# Alpha decay $Q$-value, recoil energy, momentum

1. Apr 28, 2016

### Incand

1. The problem statement, all variables and given/known data
Calculate the $Q$-value for
$^{230}Th\to \; 226Ra + \alpha$.
Also calculate the kinetic energy and the velocity of the daughter nuclei.

2. Relevant equations
Alpha decay
$Q = (m_X-m_X'-m_\alpha)c^2$
Kinetic energy
$T_\alpha = \frac{Q}{1+\frac{m_\alpha}{m_{X'}}}$
$m(^{230}Th) = 230.033128u$
$m(^{226}Ra) = 226.025303u$
$m(^4He) = 4.002603$
$m(\alpha) = 4.00150618u$
$1 u = 931.502 MeV/c^2$

3. The attempt at a solution
I'm not sure if (or why?) I should use the mass of the $\alpha$ particle or the mass of $^4 He$ in the formula. The answer seem to use $^4 He$ but the difference between them is quite large. Is using the $\alpha$ value more "correct"?
Using the mass of the $\alpha$ particle as the mass of $^4 He$ the $Q$ value is
$Q_{^4He} \approx (230.033128-226.025303-4.002603)\cdot 931.502 MeV \approx 4.77 MeV$. (This is the same as the answer to the question)
Using the mass of the $\alpha$ particle
$Q_\alpha \approx (230.033128-226.025303-4.00150618)\cdot 931.502 MeV \approx 5.79 MeV$

The kinetic energy is
$T_{X'} = Q_{^4He}(1-\frac{1}{1+\frac{m(^4He)}{m_{X'}}}) \approx 0.083 MeV$
Assuming the velocity is $<<c$ the velocity is then
$v = \sqrt{\frac{T_X'}{m_{X'}}} \approx c\sqrt{\frac{0.083MeV}{226.025303\cdot 931.502 MeV}} \approx 1.88\cdot 10^5 m/s$.
However the answer key says $v= 2.66\cdot 10^5 m/s$. Is the difference from relativistic effects? The speed doesn't seem large enough for this to matter.

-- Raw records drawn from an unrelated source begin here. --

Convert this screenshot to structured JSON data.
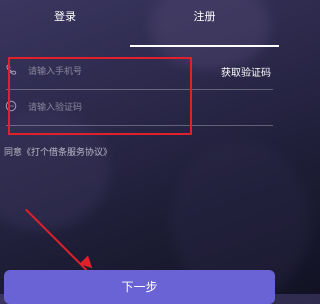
{
  "tabs": {
    "login": "登录",
    "register": "注册"
  },
  "form": {
    "phone": {
      "icon": "phone-icon",
      "value": "",
      "placeholder": "请输入手机号"
    },
    "code": {
      "icon": "message-icon",
      "value": "",
      "placeholder": "请输入验证码"
    },
    "get_code_label": "获取验证码"
  },
  "agreement_text": "同意《打个借条服务协议》",
  "next_button_label": "下一步",
  "colors": {
    "highlight": "#e0202a",
    "button": "#6a63d6"
  }
}
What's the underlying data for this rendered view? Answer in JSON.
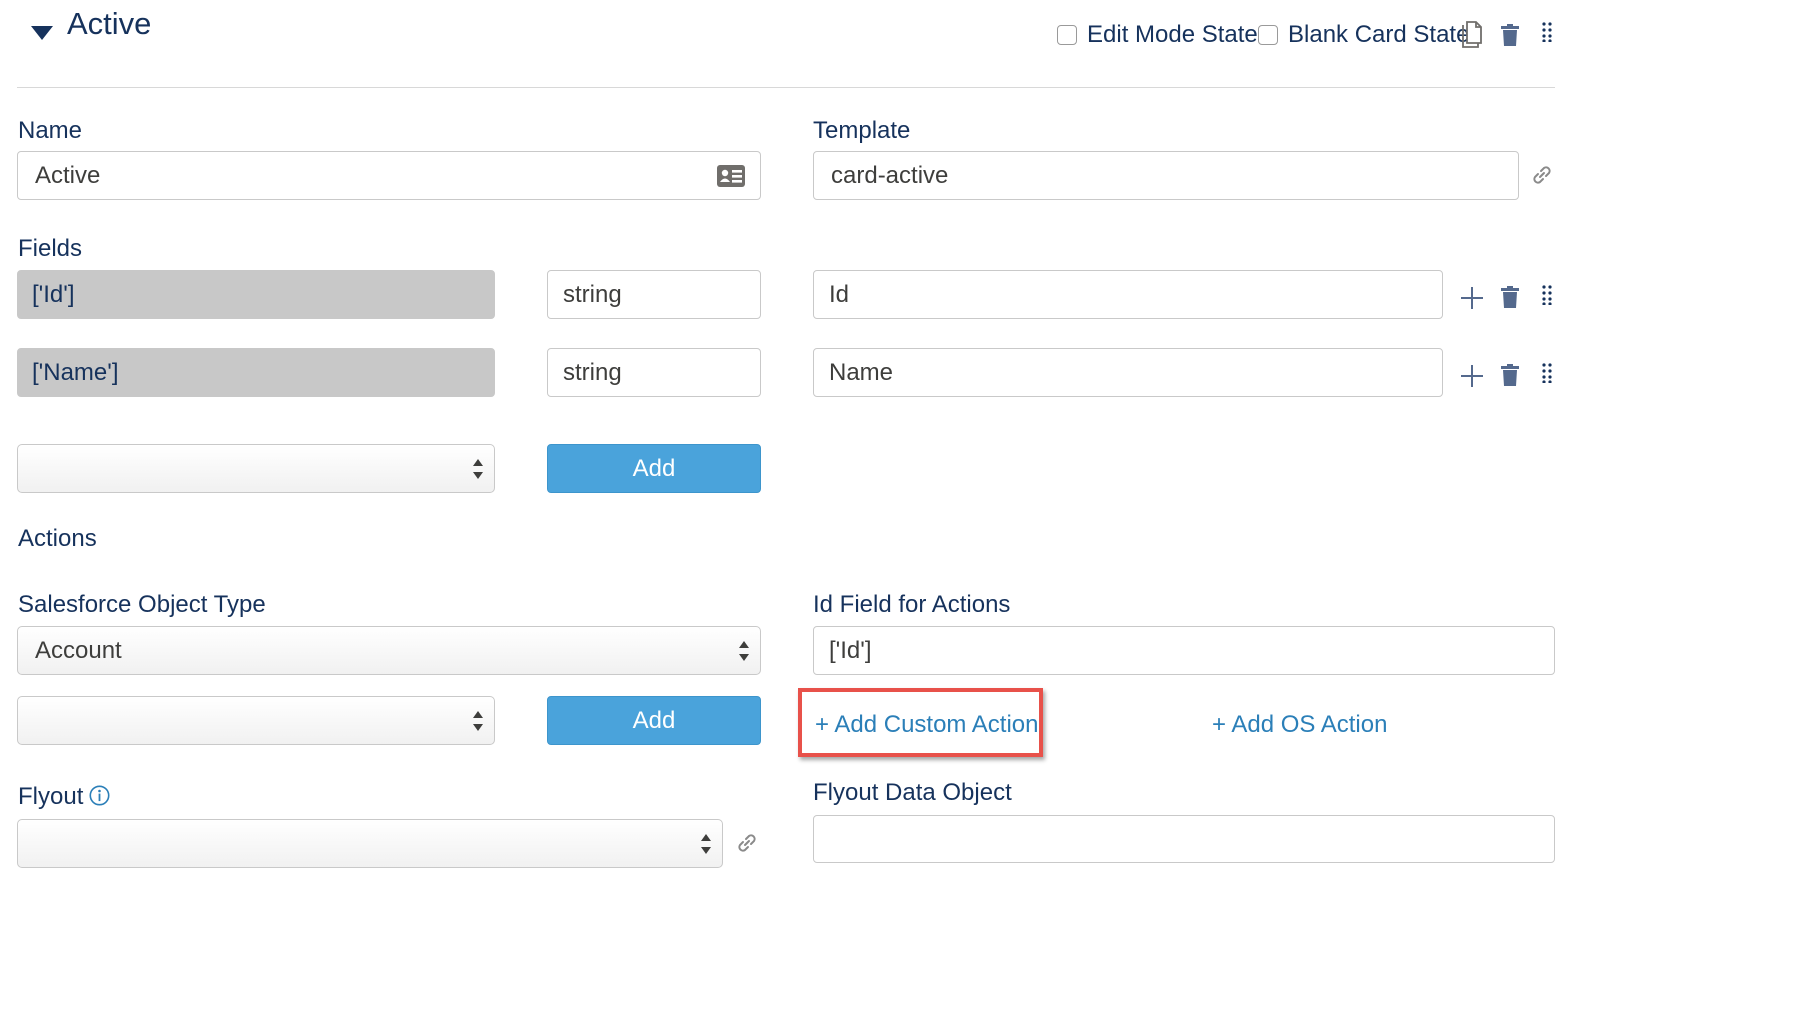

I also tried to do it using relativistic kinetic energy
$T = (\gamma-1)m_{X'}c^2 \Longrightarrow \gamma = 1+ \frac{T}{m_{X'}c^2} \approx 1+ \frac{0.083}{226.025403\cdot 931.502}\approx 1.00000039$
So the velocity is
$v = c\sqrt{1-1/\gamma} \approx 1.88 \cdot 10^5m/s$
so the difference doesn't seem to be from this.

Last edited: Apr 28, 2016
2. Apr 28, 2016

### drvrm

check the expression for v;
you are writing
v= K.E./mass but v= sqrt (2.K.E./mass) but in numbers you put in a sqrt also but factor of 2 is missing.

3. Apr 28, 2016

### Incand

Thanks! That fixes the velocity! Do you(or anyone else?) happen to have any idea about the usage of the $^4He$ mass compared to $\alpha$?

4. Apr 28, 2016

### drvrm

regarding this you must see the details of Q value calculation;

The Q value of a nuclear reaction is the difference between the sum of the masses of the initial reactants and the sum of the masses of the final products.
This is also the corresponding difference of the binding energies of the nuclei (not per nucleon), since nucleon number is conserved in a reaction. The masses may be provided in a table of mass excesses (∆M(A, Z)), which is the value of M(A, Z) − Amu (usually in MeV), but relative to the corresponding number for the isotope 12C.
see
http://www.astro.princeton.edu/~burrows/classes/403/nucl.masses.fusion.pdf

5. Apr 30, 2016

### Incand

I think I finally understand now. Since the electron masses cancel in the equation I can use either atomic or nuclear masses but I have to be consistent and use the same for all the mass values.

6. Apr 30, 2016

### drvrm

I think I finally understand now. Since the electron masses cancel in the equation I can use either atomic or nuclear masses but I have to be consistent and use the same for all the mass values.
@Incand

No you have not understood correctly- in alpha decay the electron mass has to be accounted for.
see below;

Take care to determine which mass you use from tables in the literature.
Generally, the binding energy of the electrons in the atom (∼eVs to keVs) are too small to compete
with the nuclear terms (∼MeVs) and you needn’t worry,
but for nuclei with the largest atomic numbers the atomic correction can be ∼50-100 keV.
In a strong or electromagnetic nuclear reaction, since total nuclear charge is conserved, the Zme drops out when determining Q values. For a weak interaction, since the nuclear charge changes, the extra me must be accounted for explicitly.

7. Apr 30, 2016

### Incand

Thanks! You just helped me understand a big difference between $\alpha$- and $\beta$-decay and why there's extra electrons to account for in $\beta^+$-decay.